Clark’s story begins in, fittingly, the smallest city in Michigan. Located in the Mitten’s southeast corner, Petersburg was where Clark first picked up a baseball.


“It’s a small community, but everybody’s together, and that’s what I’ve learned is sticking close to the people that you really trust,” Clark said.


By age four, Clark stood at home plate for the first step in what would become his life’s passion. In fact, the lifelong outfielder always imagined himself as a hitter in college until he “found a love for pitching” late in his career at Summerfield High School.


Clark then spent three years at Northwood — an opportunity he will forever be grateful for — collecting accolade upon accolade. The Timberwolves pitcher holds the program record for wins, strikeouts and innings pitched with a career 3.38 ERA.


With Northwood head coach Jake Sabol taking a job at Central Michigan University this offseason, Clark decided he was ready to bet on himself.
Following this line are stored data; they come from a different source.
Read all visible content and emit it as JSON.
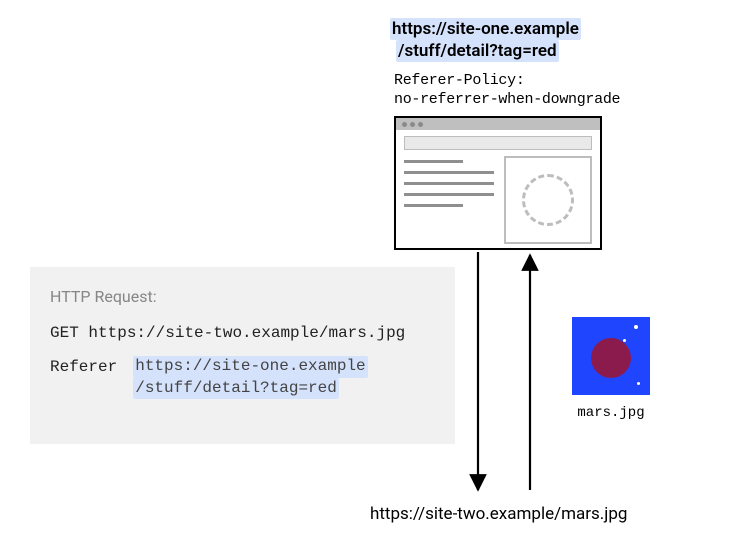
{
  "topUrl": {
    "line1": "https://site-one.example",
    "line2": "/stuff/detail?tag=red"
  },
  "policy": {
    "header": "Referer-Policy:",
    "value": "no-referrer-when-downgrade"
  },
  "request": {
    "title": "HTTP Request:",
    "method": "GET",
    "url": "https://site-two.example/mars.jpg",
    "refererKey": "Referer",
    "refererLine1": "https://site-one.example",
    "refererLine2": "/stuff/detail?tag=red"
  },
  "marsLabel": "mars.jpg",
  "resourceUrl": "https://site-two.example/mars.jpg"
}
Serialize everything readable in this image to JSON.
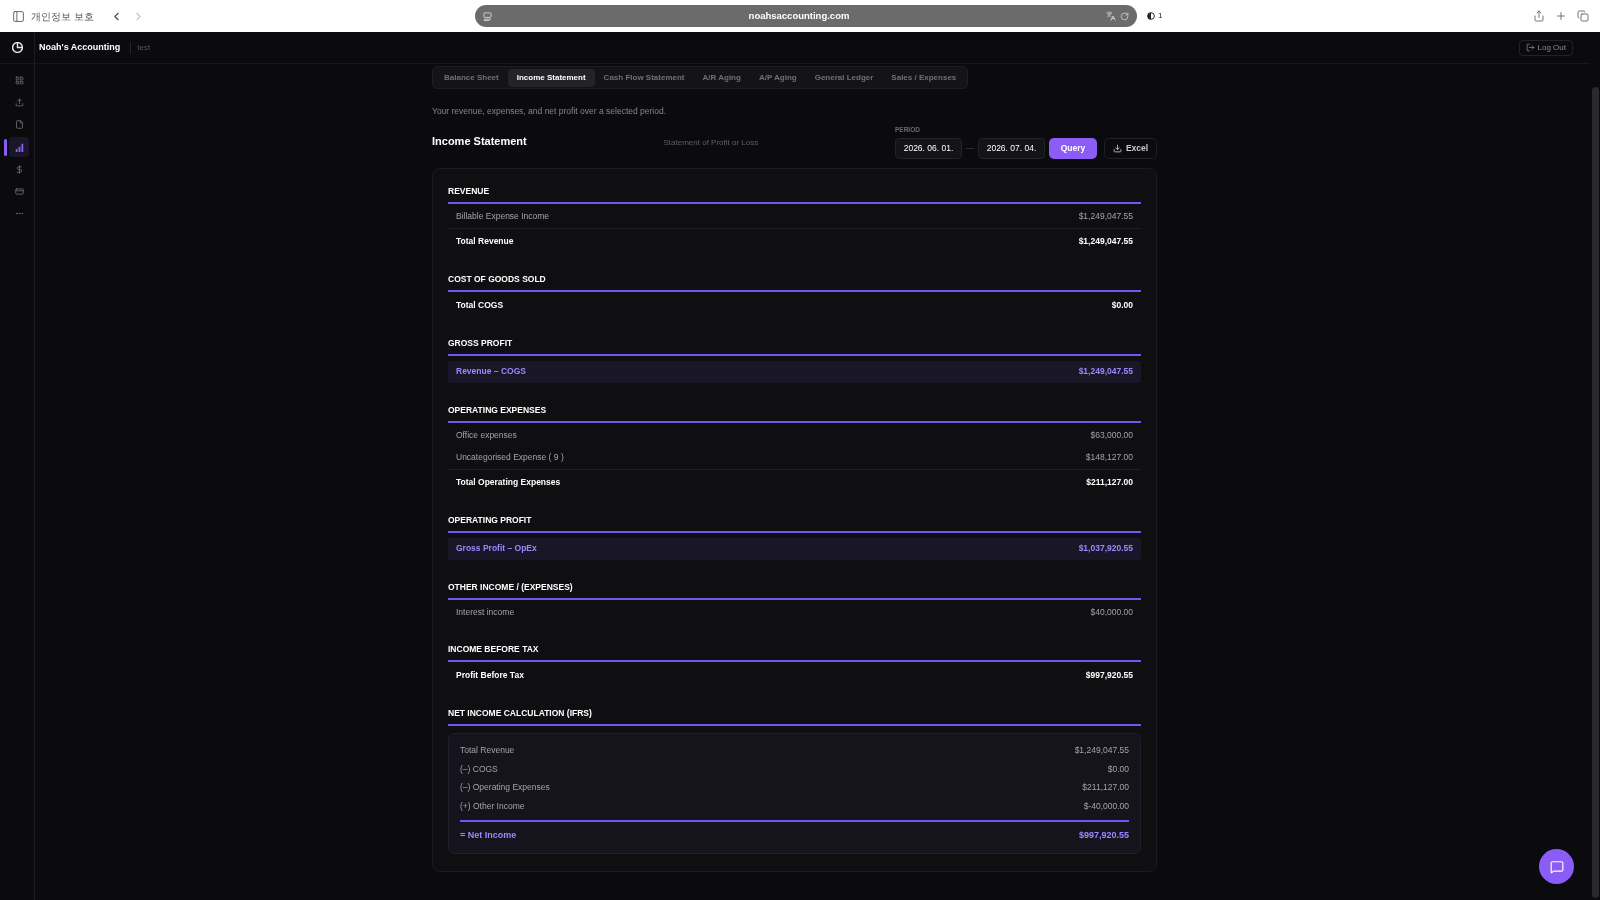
{
  "browser": {
    "privacy_label": "개인정보 보호",
    "url": "noahsaccounting.com",
    "extension_count": "1"
  },
  "app": {
    "title": "Noah's Accounting",
    "workspace": "test",
    "logout": "Log Out"
  },
  "sidebar": {
    "items": [
      {
        "selected": false
      },
      {
        "selected": false
      },
      {
        "selected": false
      },
      {
        "selected": true
      },
      {
        "selected": false
      },
      {
        "selected": false
      },
      {
        "selected": false
      }
    ]
  },
  "tabs": [
    {
      "label": "Balance Sheet",
      "selected": false
    },
    {
      "label": "Income Statement",
      "selected": true
    },
    {
      "label": "Cash Flow Statement",
      "selected": false
    },
    {
      "label": "A/R Aging",
      "selected": false
    },
    {
      "label": "A/P Aging",
      "selected": false
    },
    {
      "label": "General Ledger",
      "selected": false
    },
    {
      "label": "Sales / Expenses",
      "selected": false
    }
  ],
  "description": "Your revenue, expenses, and net profit over a selected period.",
  "header": {
    "title": "Income Statement",
    "subtitle": "Statement of Profit or Loss"
  },
  "period": {
    "label": "PERIOD",
    "start": "2026. 06. 01.",
    "separator": "—",
    "end": "2026. 07. 04.",
    "query": "Query",
    "excel": "Excel"
  },
  "sections": [
    {
      "title": "REVENUE",
      "rows": [
        {
          "kind": "line",
          "label": "Billable Expense Income",
          "amount": "$1,249,047.55"
        },
        {
          "kind": "total",
          "label": "Total Revenue",
          "amount": "$1,249,047.55"
        }
      ]
    },
    {
      "title": "COST OF GOODS SOLD",
      "rows": [
        {
          "kind": "total",
          "label": "Total COGS",
          "amount": "$0.00"
        }
      ]
    },
    {
      "title": "GROSS PROFIT",
      "rows": [
        {
          "kind": "highlight",
          "label": "Revenue – COGS",
          "amount": "$1,249,047.55"
        }
      ]
    },
    {
      "title": "OPERATING EXPENSES",
      "rows": [
        {
          "kind": "line",
          "label": "Office expenses",
          "amount": "$63,000.00"
        },
        {
          "kind": "line",
          "label": "Uncategorised Expense ( 9 )",
          "amount": "$148,127.00"
        },
        {
          "kind": "total",
          "label": "Total Operating Expenses",
          "amount": "$211,127.00"
        }
      ]
    },
    {
      "title": "OPERATING PROFIT",
      "rows": [
        {
          "kind": "highlight",
          "label": "Gross Profit – OpEx",
          "amount": "$1,037,920.55"
        }
      ]
    },
    {
      "title": "OTHER INCOME / (EXPENSES)",
      "rows": [
        {
          "kind": "line",
          "label": "Interest income",
          "amount": "$40,000.00"
        }
      ]
    },
    {
      "title": "INCOME BEFORE TAX",
      "rows": [
        {
          "kind": "total",
          "label": "Profit Before Tax",
          "amount": "$997,920.55"
        }
      ]
    }
  ],
  "net_income_calculation": {
    "title": "NET INCOME CALCULATION (IFRS)",
    "rows": [
      {
        "kind": "line",
        "label": "Total Revenue",
        "amount": "$1,249,047.55"
      },
      {
        "kind": "line",
        "label": "(–) COGS",
        "amount": "$0.00"
      },
      {
        "kind": "line",
        "label": "(–) Operating Expenses",
        "amount": "$211,127.00"
      },
      {
        "kind": "line",
        "label": "(+) Other Income",
        "amount": "$-40,000.00"
      },
      {
        "kind": "result",
        "label": "= Net Income",
        "amount": "$997,920.55"
      }
    ]
  }
}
Entering the transfer portal, Clark elected to attend West Virginia due to their “winning culture.”


Trying to gain an advantage any way he can, Clark focuses on the little things — constant work in the weight room, a healthy sleep schedule and a strong desire to best learn how to improve. Those may seem minuscule in practice, but it goes a long way, and it’s noticed by almost everyone.
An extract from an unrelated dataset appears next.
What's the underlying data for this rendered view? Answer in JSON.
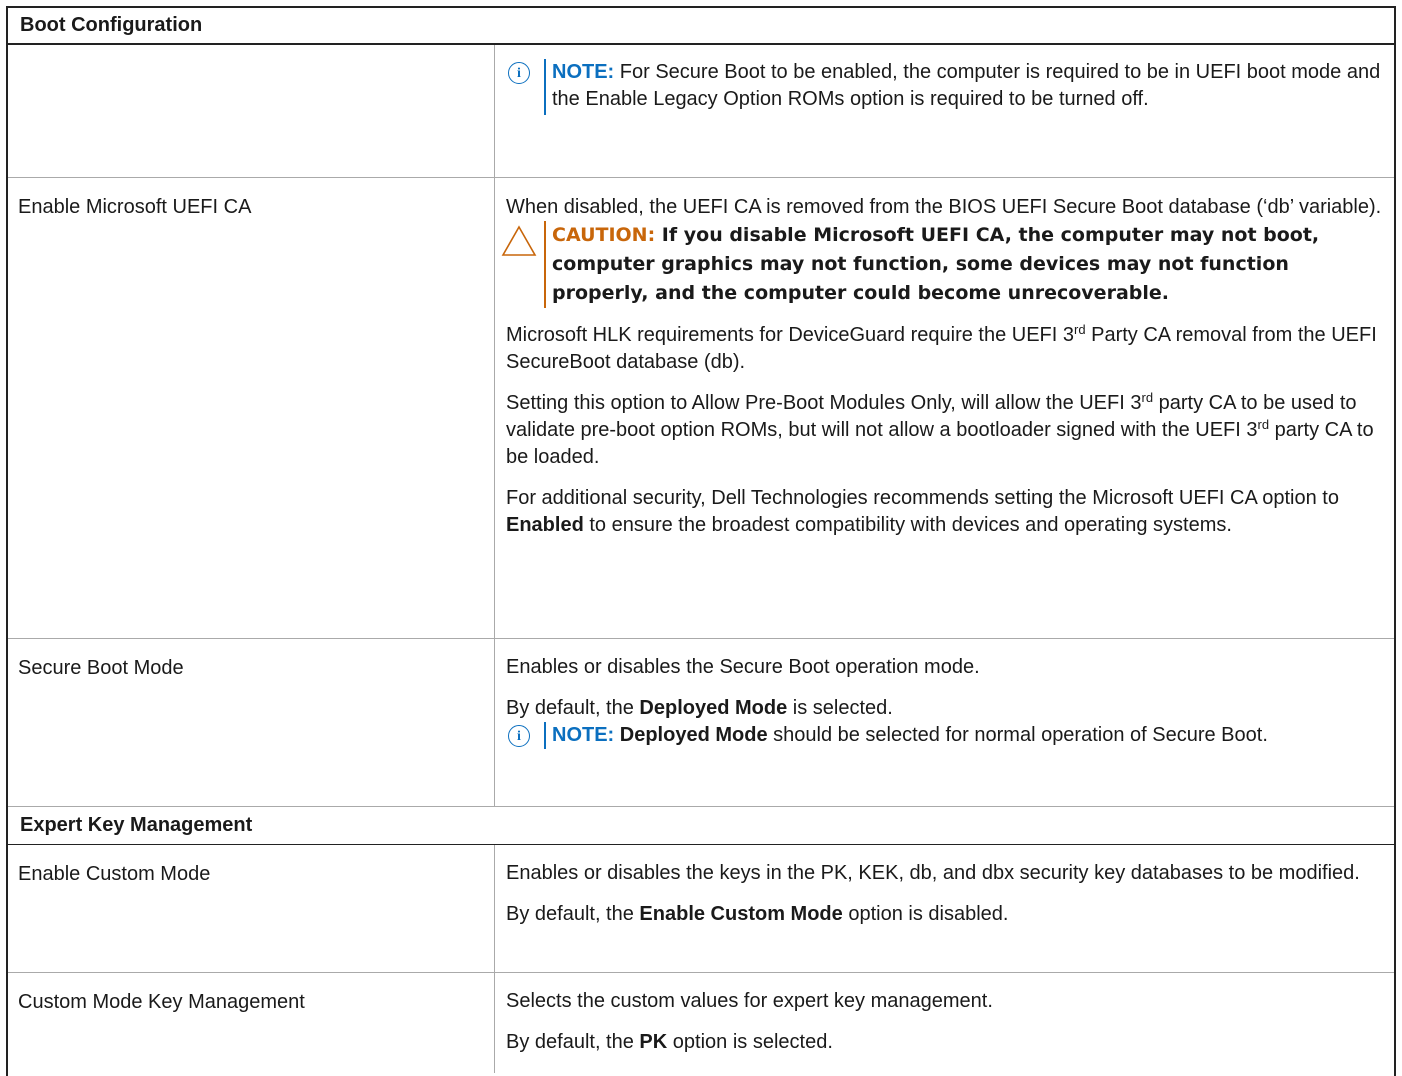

“He’s gonna know that you think he’s a little, and he wants you to think that, so it gives him an advantage,” Hunter said. “It’s no secret to any of those guys in the clubhouse just what a competitor he is … and when he’s in that mode, get out of the way, he will run you over.”


Cook was given a piece of advice when beginning his coaching career: If you’re watching a player work across the baseball field, you should know what they’re working on.


“I always know what Derek’s working on. He never tells me and I never told him to do it,” Cook said. “That’s how you make a pitcher.”


Cook, standing at six-and-a-half feet tall, is a former pitcher and was an “uber prospect” throughout his career, pitching for the Firebirds in 2009 and working his way up to Triple-A in the Cleveland farm system.


“If Derek Clark got the shot I got, he would be in The Show, and that’s us misrepresenting talent,” Cook said. “He is everything that’s excellent about baseball. He just happens to be a different size than me.”


Clark, who was originally on a 10-day temporary contract with the Firebirds, earned the extension as one of the team’s most consistent arms. But outside of baseball, he has enjoyed the Cape because it’s a tight-knit community just like Petersburg.


Getting to know his teammates who hail everywhere from Tennessee to California and discovering the best lobster rolls, Clark’s time in Orleans is quickly coming to a close. He will soon ship off to West Virginia to continue his success, and then, he is hoping to get drafted or earn a free agency contract.


But Clark isn’t worried about that. Maybe he’ll start watching “Suits” on Netflix — a recommendation from reliever Chase Lummus — or preparing for what should be an exciting season for his Detroit Lions. Right now, Clark is only worried about the present.


And, if one thing is for certain, Clark is not an underdog.


“Prescribing him that moniker over and over again is short-sighted or buying into this pervasive nonsense. He’s not an underdog. He’s a killer, and he’s one of the best pitchers on Cape Cod,” Cook said. “How does that possibly make him an underdog?”